MONSTAR HUNTER Portable 2ndG

僕ら世代でその名を知らぬ者は無く、そしてその多くが共に遊んだゲームが「モンスターハンターポータブル2ndG」(以下「MHP2G」)だ。
社会現象を生んだと言っても過言では無いと思っていて、僕の中学校では確か社会科の教科書だったかなにかの時代年表にも載っていたと思う。

前作である「モンスターハンターポータブル2nd」の続編というよりは追加コンテンツを含めたリメイクといった内容だ。
前作の内容そのままに、高難易度「G級」や新モンスターといった大ボリュームで、前作のセーブデータがあれば引き継げるものの、MHP2Gから始めても何ら問題ない。
僕のモンハンデビューとしても最高のタイトルだった。

今のモンハンと違い、行えるアクションや利便性にはかなりの制限がある。
モンスターもハンターも攻撃パターンは少なく、マップは移動する毎にロードが挟まり、アイテム使用中は他の全てのアクションは止まるし、持ち物もあまり持てず、採取も一々ゴソゴソする。
NPCのセリフはキャラクター性こそあれど基本的に無機質であるし、ボイスも会話をするようなものではない。
ストーリーもザックリした大筋があるだけで、ゲーム進行に変化は一切無い。
クエストも基本的にマップとモンスターの組み合わせがある程度で、基本的に難易度は使いまわしでしかない。
そのモンスターの数が膨大なだけで。

それでも今尚思い出に深いのは、「狩友とG級へ!」のコピーにある通り、友達と集まって一緒に狩るという、二度と無い青春の時間の尊さだと思う。
それまで友達と集まってやるゲームといえば、スマブラだったりFPSだったり精々ポケモンで、どれもPvPだったからだ。
集まった友達同士で競うのではなく、リアルタイムでコミュニケーションを取りながら強大なモンスターに立ち向かうのが新鮮だったし、きっと本物の狩りもこうして連携を取って自分より大きな獲物を仕留めていたのだろうという、現代では忘れ去られた野生を感じることができたところが夢中になった理由だと考えている。
そんな楽しい一面だけでなく、大勝負に備えてせっせと地味な採取や農場運営をして、素材を売って生計を立てるというところも、「俺は今、ポッケ村で生きている!」という実感があって好きだった。

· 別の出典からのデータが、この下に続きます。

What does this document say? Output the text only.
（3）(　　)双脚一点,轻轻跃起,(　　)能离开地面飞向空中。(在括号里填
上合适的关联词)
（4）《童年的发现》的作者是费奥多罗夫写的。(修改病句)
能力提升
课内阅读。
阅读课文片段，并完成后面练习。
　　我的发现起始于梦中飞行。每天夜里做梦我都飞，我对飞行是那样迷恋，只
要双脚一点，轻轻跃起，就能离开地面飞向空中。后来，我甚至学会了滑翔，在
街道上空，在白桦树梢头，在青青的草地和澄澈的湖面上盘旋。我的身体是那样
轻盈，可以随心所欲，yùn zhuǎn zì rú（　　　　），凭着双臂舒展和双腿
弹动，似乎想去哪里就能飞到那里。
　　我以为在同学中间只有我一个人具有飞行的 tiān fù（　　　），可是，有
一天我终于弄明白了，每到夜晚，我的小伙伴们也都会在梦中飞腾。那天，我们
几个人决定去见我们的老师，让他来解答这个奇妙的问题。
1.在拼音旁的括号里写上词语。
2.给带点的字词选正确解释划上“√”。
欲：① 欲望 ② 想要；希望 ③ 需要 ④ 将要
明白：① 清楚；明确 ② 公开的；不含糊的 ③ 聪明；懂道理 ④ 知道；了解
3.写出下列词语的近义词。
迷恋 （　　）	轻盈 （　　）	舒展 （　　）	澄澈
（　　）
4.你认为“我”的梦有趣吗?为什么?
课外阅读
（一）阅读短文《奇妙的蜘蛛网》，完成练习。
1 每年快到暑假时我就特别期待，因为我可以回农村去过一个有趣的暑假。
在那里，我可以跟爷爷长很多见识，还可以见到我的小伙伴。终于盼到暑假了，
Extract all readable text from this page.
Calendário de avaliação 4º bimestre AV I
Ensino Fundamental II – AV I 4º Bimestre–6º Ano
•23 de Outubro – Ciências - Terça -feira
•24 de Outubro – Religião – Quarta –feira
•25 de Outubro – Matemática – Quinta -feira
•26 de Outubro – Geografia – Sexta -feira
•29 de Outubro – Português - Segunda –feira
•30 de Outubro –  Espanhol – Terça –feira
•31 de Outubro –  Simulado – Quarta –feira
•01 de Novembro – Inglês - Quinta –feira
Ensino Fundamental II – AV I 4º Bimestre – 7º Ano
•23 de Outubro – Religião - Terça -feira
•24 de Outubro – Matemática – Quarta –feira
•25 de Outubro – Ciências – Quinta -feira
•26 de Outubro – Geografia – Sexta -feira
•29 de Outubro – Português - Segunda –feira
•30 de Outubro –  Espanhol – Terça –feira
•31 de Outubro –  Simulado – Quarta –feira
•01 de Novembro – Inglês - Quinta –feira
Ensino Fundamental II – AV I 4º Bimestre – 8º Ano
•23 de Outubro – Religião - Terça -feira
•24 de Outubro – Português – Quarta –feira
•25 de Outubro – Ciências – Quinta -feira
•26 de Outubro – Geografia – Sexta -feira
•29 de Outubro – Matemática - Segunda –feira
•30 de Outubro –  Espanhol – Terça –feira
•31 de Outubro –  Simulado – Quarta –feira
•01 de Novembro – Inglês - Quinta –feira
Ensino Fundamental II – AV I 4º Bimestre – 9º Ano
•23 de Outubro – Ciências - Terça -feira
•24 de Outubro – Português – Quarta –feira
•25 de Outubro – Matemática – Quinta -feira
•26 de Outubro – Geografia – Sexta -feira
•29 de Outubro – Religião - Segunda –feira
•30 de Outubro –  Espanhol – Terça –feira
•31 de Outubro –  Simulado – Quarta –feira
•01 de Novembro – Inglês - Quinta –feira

以降のモンハンは世界的に大ヒットしている人気タイトルであることは周知の事実だが、僕は全く興味が沸かない。
全く別のゲームになってしまったからだ。
作中でも登場する「狩りに生きる」という言葉そのままを体現していたモンハンは、いつしかただのアクションゲームになってしまった。
自然と共に生きるというフィクションの中のリアリティーは失われ、モンスターもハンターも派手なアクションで立ち回りようになり、ダメージ表現は流血からスコアになった。
利便性が上がる代わりに生活にまつわる要素はほとんど排除され、あの世界の言語ではなく日本語を話すようになった。
これまでの世界観であればランポスを飼い慣らして乗るであろうところを、現実のウケを狙ったのかイヌに乗るようになった。
トドメを刺したな、と思ったのは、現在のモンハンはソシャゲも含めて狩りを楽しもうと言い始め、受付嬢ですら「狩りを楽しんで!」などとほざくのである。
あの生きる為に狩りをし、自然と共に生きようとする世界は、もう何処にも無いのである。
自然と共に生きて行かないのであれば、現実の社会の方がよっぽど安全でよっぽど楽しめる。
利便性は現実で楽しめるし、アクションは別のゲームでも楽しめる。
今のモンハンにモンハンたる価値を感じないのだ。

では原点回帰すれば良いのかというと、戻ったところであの頃のように夢中にはなれない。
前述の通り、友達の家に集まって、ああしようこうしようと言い合いながら共に達成する喜びは、決してオンライン通話では感じられない。

でも、それで良い。
もう手に入らないからこそ、尊いのである。
そしてたまにPSPを起動して、UMDのカシャーという読み込み音を聞き、感傷に浸るくらいが良いのである。